A persistently easier stance of monetary policy is much overdue. Not even Treasury seems to take the 2 per cent midpoint very seriously now.
(UPDATE: Someone at Treasury pointed me to their relatively recent – and useful – methodology note, which explains the relatively mechanical approach they currently take to updating the CPI inflation asumptions. I don’t think it really changes my story, since the considered judgement has gone into the decision as to how best to represent a reasonable future path for inflation. The Treasury has consciously chosen to put a considerable weight on indexed bond pricing, while the Reserve Bank excludes that information completely from the inflation expectations curve it regularly cites in its updates.)

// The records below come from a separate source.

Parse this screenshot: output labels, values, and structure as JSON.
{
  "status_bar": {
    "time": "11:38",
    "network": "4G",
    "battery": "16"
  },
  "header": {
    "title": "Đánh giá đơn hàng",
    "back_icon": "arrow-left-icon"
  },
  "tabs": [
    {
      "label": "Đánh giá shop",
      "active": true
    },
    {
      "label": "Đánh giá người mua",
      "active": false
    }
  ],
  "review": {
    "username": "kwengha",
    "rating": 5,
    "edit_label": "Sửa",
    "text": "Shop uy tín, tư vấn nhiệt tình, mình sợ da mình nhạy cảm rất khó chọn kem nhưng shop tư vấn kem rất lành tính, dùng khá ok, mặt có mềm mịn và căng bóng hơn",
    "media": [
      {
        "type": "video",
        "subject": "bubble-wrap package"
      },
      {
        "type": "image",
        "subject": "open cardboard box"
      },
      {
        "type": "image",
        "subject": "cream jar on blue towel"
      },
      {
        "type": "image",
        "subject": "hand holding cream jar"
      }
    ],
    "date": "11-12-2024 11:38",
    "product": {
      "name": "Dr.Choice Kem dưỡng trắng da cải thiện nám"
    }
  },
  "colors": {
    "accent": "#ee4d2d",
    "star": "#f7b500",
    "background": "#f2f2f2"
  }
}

On another matter, I have lauded the Treasury’s approach to the Official Information Act issues. They seem to take seriously their obligation under the Act, and although they receive a lot of requests (about 350 in the last year) have not sought to charge anyone. They withhold material from time to time, but I’ve had enough confidence that they were playing by the rules that I have never sought to challenge those decisions, asking the Ombudsman for a review. That changed this morning.
A while ago I asked for
Copies of any material prepared by The Treasury this year on regional economic performance, particularly in New Zealand. I am particularly interested in any analysis or advice – whether supplied to the Minister or his office, or for use internally – on the economic performance of Auckland relative to the rest of the country (whether cyclically or structurally).
I wasn’t expecting much; perhaps some anodyne comments on some or other aspect of recent data, including perhaps the regional GDP data released in March. But while I was away, I got this reply
It is all very well and good for Treasury to be updating its analysis and advice. But I asked for what they have already provided, not what they might (or might not) include in future “strategic documents”, such as the next Long-Term Fiscal Statement, which does not have to be published until July next year.
Given that they are not even willing to publish the titles or dates of any documents (whether internal or provided to the Minister) it does raise the question as to what Treasury has to hide. Given the woeful underperformance of Auckland – considered in per capita GDP terms – perhaps Treasury is finally awakening to the fact that something is wrong with the Think Big Auckland strategy? That might be awkward for the government, but isn’t a good basis – under the OIA – for withholding material, especially in such a blanket way.
As a reminder, here is how badly Auckland has done
And in comparison to the largest cities in other advanced countries
I’m not sure what Treasury is hiding, or why. Perhaps the Secretary is reacting defensively to my criticisms of his recent speech? But it was that speech that prompted my original request, to see what analysis lay behind his upbeat claims about Auckland.
As an organization Treasury is better than the standard being displayed here: we see the good side of Treasury again in the recent pro-active release of Budget background papers. It is time for them to reconsider, and to release any analysis or advice they have prepared on the Auckland’s economic performance. I’ve asked the Ombudsman to review the decision.